Pisahkan secret berdasarkan capability:

  • DB credential;
  • object storage credential;
  • external API token;
  • signing key;
  • TLS material.

Jangan jadikan satu secret raksasa yang semua pod mount.

3.4 SOPS Invariant

Plaintext secret must never be committed.
Decryption capability must be narrower than repository read capability.
Production decryption must be auditable.

Tambahkan guardrail:

  • pre-commit secret scan;
  • CI secret scan;
  • .sops.yaml policy;
  • KMS access review;
  • branch protection;
  • required approval untuk production secret change;
  • no decrypted artifact upload;
  • no set -x saat decrypt command.

3.5 Example .sops.yaml

creation_rules:
  - path_regex: clusters/dev/.*\.sops\.ya?ml$
    age: age1devpublickey...

  - path_regex: clusters/staging/.*\.sops\.ya?ml$
    kms: arn:aws:kms:ap-southeast-1:111122223333:key/staging-key

  - path_regex: clusters/prod/.*\.sops\.ya?ml$
    kms: arn:aws:kms:ap-southeast-1:111122223333:key/prod-key
    encrypted_regex: '^(data|stringData)$'

Policy yang bagus membuat kesalahan sulit dilakukan.

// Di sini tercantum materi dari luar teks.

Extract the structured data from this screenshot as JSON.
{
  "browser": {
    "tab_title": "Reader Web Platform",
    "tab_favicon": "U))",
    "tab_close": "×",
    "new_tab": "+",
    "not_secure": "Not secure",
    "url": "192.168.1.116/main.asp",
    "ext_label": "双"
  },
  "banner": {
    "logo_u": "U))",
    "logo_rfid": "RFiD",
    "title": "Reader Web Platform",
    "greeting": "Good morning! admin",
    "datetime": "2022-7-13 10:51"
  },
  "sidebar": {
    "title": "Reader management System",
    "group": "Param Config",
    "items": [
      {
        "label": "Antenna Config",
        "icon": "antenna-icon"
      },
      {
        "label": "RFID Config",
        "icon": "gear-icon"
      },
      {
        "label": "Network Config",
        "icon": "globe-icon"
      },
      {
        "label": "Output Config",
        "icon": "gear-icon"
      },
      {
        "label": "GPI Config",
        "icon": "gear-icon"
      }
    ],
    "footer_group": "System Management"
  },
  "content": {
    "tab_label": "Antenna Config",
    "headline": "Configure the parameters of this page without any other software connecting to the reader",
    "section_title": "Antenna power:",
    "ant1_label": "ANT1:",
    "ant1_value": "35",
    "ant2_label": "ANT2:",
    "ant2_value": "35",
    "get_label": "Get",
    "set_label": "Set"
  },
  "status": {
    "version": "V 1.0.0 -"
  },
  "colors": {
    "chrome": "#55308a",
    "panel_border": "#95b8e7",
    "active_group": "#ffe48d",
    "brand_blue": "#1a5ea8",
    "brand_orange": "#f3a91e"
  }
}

4. Model B — Sealed Secrets

Sealed Secrets menggunakan asymmetric cryptography.

Mental model:

Anyone can encrypt a Kubernetes Secret into SealedSecret using public key.
Only the controller inside target cluster can decrypt it into a Kubernetes Secret.

Flow:

Contoh conceptual SealedSecret:

apiVersion: bitnami.com/v1alpha1
kind: SealedSecret
metadata:
  name: evidence-db
  namespace: evidence
spec:
  encryptedData:
    username: AgB...
    password: AgC...
  template:
    metadata:
      name: evidence-db
      namespace: evidence
    type: Opaque

4.1 Why Sealed Secrets Is Useful

Keunggulan:

  • developer tidak butuh akses decrypt secret;
  • Git menyimpan encrypted SealedSecret;
  • hanya cluster target yang bisa decrypt;
  • cocok untuk GitOps pull-based;
  • review manifest masih bisa melihat metadata/nama secret;
  • tidak membutuhkan CI untuk decrypt.

4.2 Critical Boundary

SealedSecret biasanya terikat ke:

  • controller private key;
  • cluster;
  • namespace;
  • secret name;
  • sealing scope.

Artinya sealed secret yang sama tidak selalu bisa dipakai di namespace/cluster lain, tergantung scope.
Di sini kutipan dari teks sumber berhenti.